SIFT (and related methods) are only applicable to whole-brain tractography.
While the underlying reasons why this is the case are there in the linked preprint, the pending revised version makes this message far more explicit. It’s not about the presence or absence of a “target”; it’s about whether or not it even makes sense to expect correspondence between streamlines density and diffusion-model-based fibre density (and hence treat any discrepancy in such as a bias to be corrected).
Imagine two fixels with equivalent fibre density, but one is right next to your seed point (and hence has a huge streamlines density) whereas the other is at the opposite end of the brain and is traversed by 1 streamline. Is this indicative of a bias? Well, in a way yes, because you performed your seeding in a “biased” fashion by seeding in some places but not others; but this is not something to be “corrected”. The fibre density in the distant fixel simply belongs to other WM pathways, but you don’t know that because you haven’t performed whole-brain tractography.
I kind of wish that that publication in particular could be entirely dynamic so that I could keep revising my explanations to plug such holes in comprehension
The “proper normalization” (or omission thereof) depends on the nuances of the quantity that you are deriving.
In your case, you have generated a fixed number of streamlines per subject, irrespective of seed size / fraction of streamline seeds that produce valid streamlines / fraction of streamlines that intersect the target.
As such, you can, for all subjects, convert the “number of streamlines intersecting the target” to a “fraction of valid streamlines seeded from the seed that hit the target”. This highlights the vital difference in interpretation of this kind of probabilistic streamlines experiment as capturing a “probability of connection” as opposed to what we do with e.g. SIFT which is about “density of connection” (I tried to slip this message into this book chapter, section 21.2.2, but it’s a common conflation that could do with being written more explicitly).
From this understanding, we can instead ask the question: “Do you expect the fraction of streamlines emanating from the seed point that go on to hit the target to vary as a function of the size of the seed?” Depending on the pathway involved, the answer could go either way. But I pose the question in that way for a reason. Imagine if you had instead performed streamlines tractography in such a way that a fixed number of streamline seeds were generated for each voxel in the seeding mask; then, the number of streamlines intersecting the target would be reasonably expected to scale in proportion to the volume of the seed, because you’re simply generating more streamlines for subjects with larger seeds. But because you generate a fixed number of streamlines (irrespective of intersecting the target) per subject, that particular effect disappears.

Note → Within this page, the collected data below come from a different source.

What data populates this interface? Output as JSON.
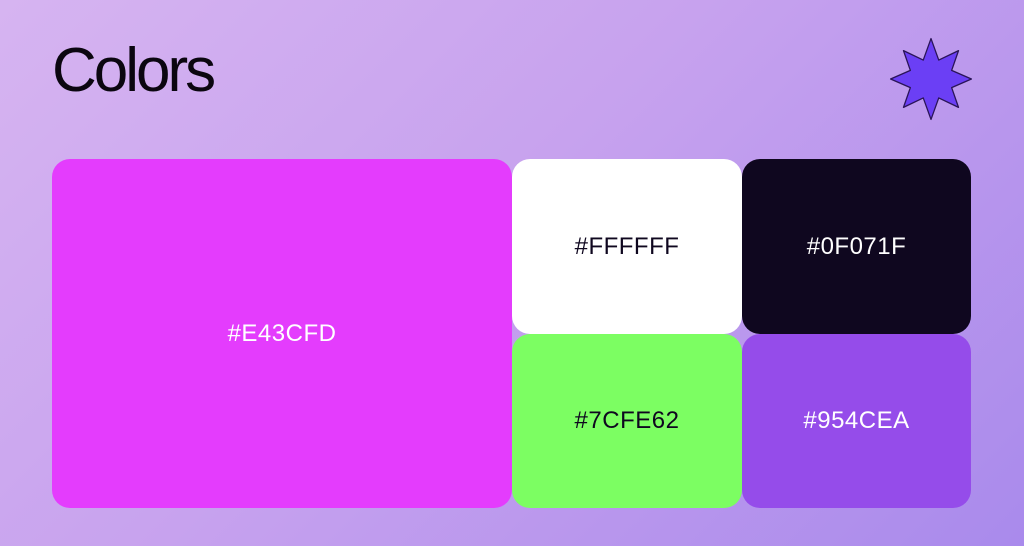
{
  "header": {
    "title": "Colors"
  },
  "decor": {
    "star_fill": "#6b3ff5",
    "star_stroke": "#2a1457"
  },
  "swatches": [
    {
      "label": "#E43CFD",
      "color": "#E43CFD",
      "text_color": "#FFFFFF"
    },
    {
      "label": "#FFFFFF",
      "color": "#FFFFFF",
      "text_color": "#0F071F"
    },
    {
      "label": "#0F071F",
      "color": "#0F071F",
      "text_color": "#FFFFFF"
    },
    {
      "label": "#7CFE62",
      "color": "#7CFE62",
      "text_color": "#0F071F"
    },
    {
      "label": "#954CEA",
      "color": "#954CEA",
      "text_color": "#FFFFFF"
    }
  ]
}
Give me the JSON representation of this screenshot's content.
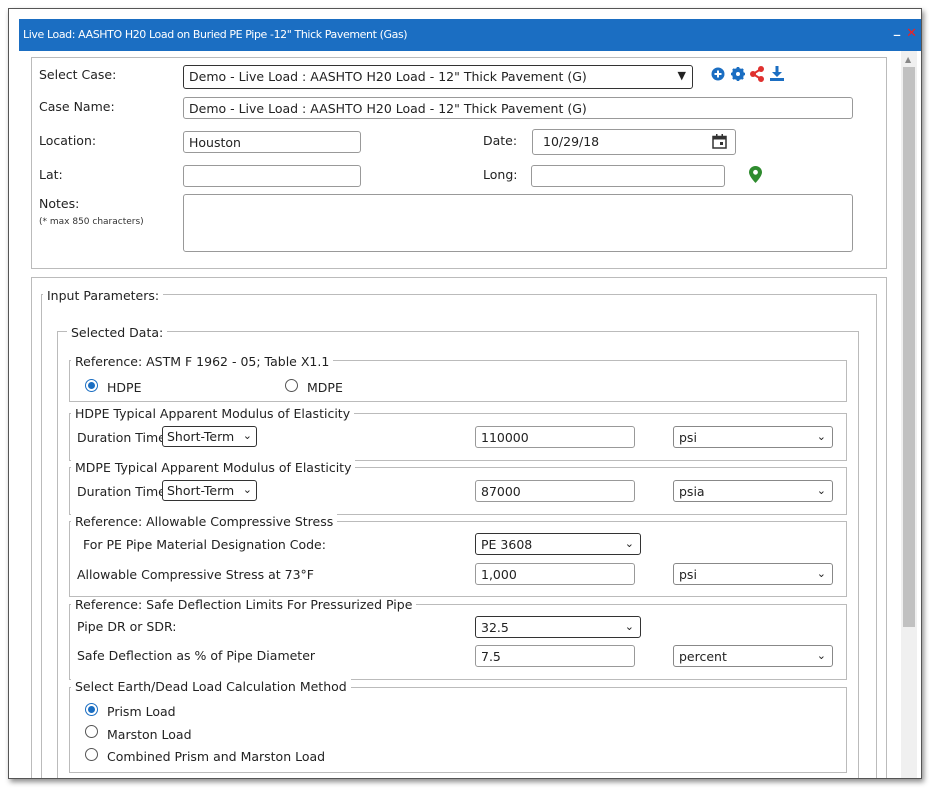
{
  "window": {
    "title": "Live Load: AASHTO H20 Load on Buried PE Pipe -12\" Thick Pavement (Gas)",
    "minimize": "–",
    "close": "✕"
  },
  "case": {
    "select_label": "Select Case:",
    "select_value": "Demo - Live Load : AASHTO H20 Load - 12\" Thick Pavement (G)",
    "name_label": "Case Name:",
    "name_value": "Demo - Live Load : AASHTO H20 Load - 12\" Thick Pavement (G)",
    "location_label": "Location:",
    "location_value": "Houston",
    "date_label": "Date:",
    "date_value": "10/29/18",
    "lat_label": "Lat:",
    "lat_value": "",
    "long_label": "Long:",
    "long_value": "",
    "notes_label": "Notes:",
    "notes_hint": "(* max 850 characters)",
    "notes_value": ""
  },
  "icons": {
    "add": "plus-circle-icon",
    "settings": "gear-icon",
    "share": "share-icon",
    "download": "download-icon",
    "map": "map-pin-icon",
    "calendar": "calendar-icon"
  },
  "colors": {
    "accent": "#1b6ec2",
    "share": "#e0312f",
    "pin": "#2e8b2e"
  },
  "input_parameters": {
    "legend": "Input Parameters:",
    "selected_data": "Selected Data:",
    "reference_astm": {
      "legend": "Reference: ASTM F 1962 - 05; Table X1.1",
      "options": [
        "HDPE",
        "MDPE"
      ],
      "selected": "HDPE"
    },
    "hdpe_modulus": {
      "legend": "HDPE Typical Apparent Modulus of Elasticity",
      "duration_label": "Duration Time",
      "duration_value": "Short-Term",
      "value": "110000",
      "unit": "psi"
    },
    "mdpe_modulus": {
      "legend": "MDPE Typical Apparent Modulus of Elasticity",
      "duration_label": "Duration Time",
      "duration_value": "Short-Term",
      "value": "87000",
      "unit": "psia"
    },
    "compressive_stress": {
      "legend": "Reference: Allowable Compressive Stress",
      "designation_label": "For PE Pipe Material Designation Code:",
      "designation_value": "PE 3608",
      "stress_label": "Allowable Compressive Stress at 73°F",
      "stress_value": "1,000",
      "stress_unit": "psi"
    },
    "deflection": {
      "legend": "Reference: Safe Deflection Limits For Pressurized Pipe",
      "dr_label": "Pipe DR or SDR:",
      "dr_value": "32.5",
      "safe_label": "Safe Deflection as % of Pipe Diameter",
      "safe_value": "7.5",
      "safe_unit": "percent"
    },
    "earth_load": {
      "legend": "Select Earth/Dead Load Calculation Method",
      "options": [
        "Prism Load",
        "Marston Load",
        "Combined Prism and Marston Load"
      ],
      "selected": "Prism Load"
    }
  }
}
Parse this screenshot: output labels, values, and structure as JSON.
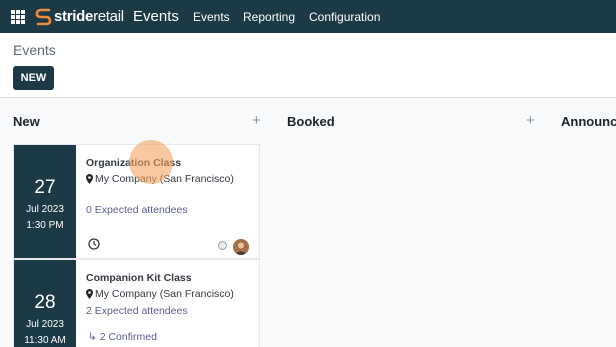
{
  "navbar": {
    "brand_prefix": "stride",
    "brand_suffix": "retail",
    "app_name": "Events",
    "menu": [
      "Events",
      "Reporting",
      "Configuration"
    ]
  },
  "control_panel": {
    "breadcrumb": "Events",
    "new_button": "NEW"
  },
  "columns": [
    {
      "title": "New",
      "add": "+"
    },
    {
      "title": "Booked",
      "add": "+"
    },
    {
      "title": "Announce"
    }
  ],
  "cards": [
    {
      "day": "27",
      "month": "Jul 2023",
      "time": "1:30 PM",
      "name": "Organization Class",
      "location": "My Company (San Francisco)",
      "attendees": "0 Expected attendees",
      "icons": [
        "clock-icon",
        "status-dot",
        "avatar"
      ]
    },
    {
      "day": "28",
      "month": "Jul 2023",
      "time": "11:30 AM",
      "name": "Companion Kit Class",
      "location": "My Company (San Francisco)",
      "attendees": "2 Expected attendees",
      "confirmed": "↳ 2 Confirmed"
    }
  ],
  "colors": {
    "navbar": "#1b3a45",
    "date_block": "#1b3a45",
    "link": "#5b5e8e",
    "ripple": "#f4a460"
  }
}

The point I made in the linked preprint in the “Intracranial / brain / white matter volume” section I here suggest applies equivalently to seed volume in your case. Since there is no algebraic form by which you can “correct” your data for this confound, I would use it as a regressor in the model and let the data remove any influence it may have had.
So, in case of not using SIFT and a whole-brain tractography, do you have any recommendations on how to threshold the obtained streamline density map?
This question is actually somewhat independent of SIFT; you can do whole-brain tractography, apply SIFT(2), extract a bundle of interest, map to a voxel grid, and threshold to produce a binary mask of that pathway. The effect of SIFT(2) within such a pipeline would likely be minimal, but it’s still theoretically preferable to include.
One thing I would suggest if doing that kind of experiment would be, instead of streamline count, use the sum of streamline intersection lengths (
tckmap -precise option). This will make the resulting maps more stable against perturbations of the threshold, where otherwise the quantized nature of streamline counts leads to addition / deletion of many voxels from the mask as soon as that numerical threshold crosses an integer value (reason for the “jagged” plots as a function of streamline count shown in the linked manuscript).
I would also make the observation that if you’re devising a voxel map binarizing threshold per subject that is based on the maximal intensity present in each subject, that’s another parameter that varies between subjects that could conceivably influence your between-subject comparisons.
Finally, while it’s not immediately clear whether or not it’s relevant to you (since it’s unclear whether the conversation has shifted from an endpoint-to-endpoint scalar streamline count measure to a voxel-wise streamline count measure), I’ll at least make sure you’re aware of this method (available via
tckgen -algorithm nulldist1/2), since it could theoretically be used for masking.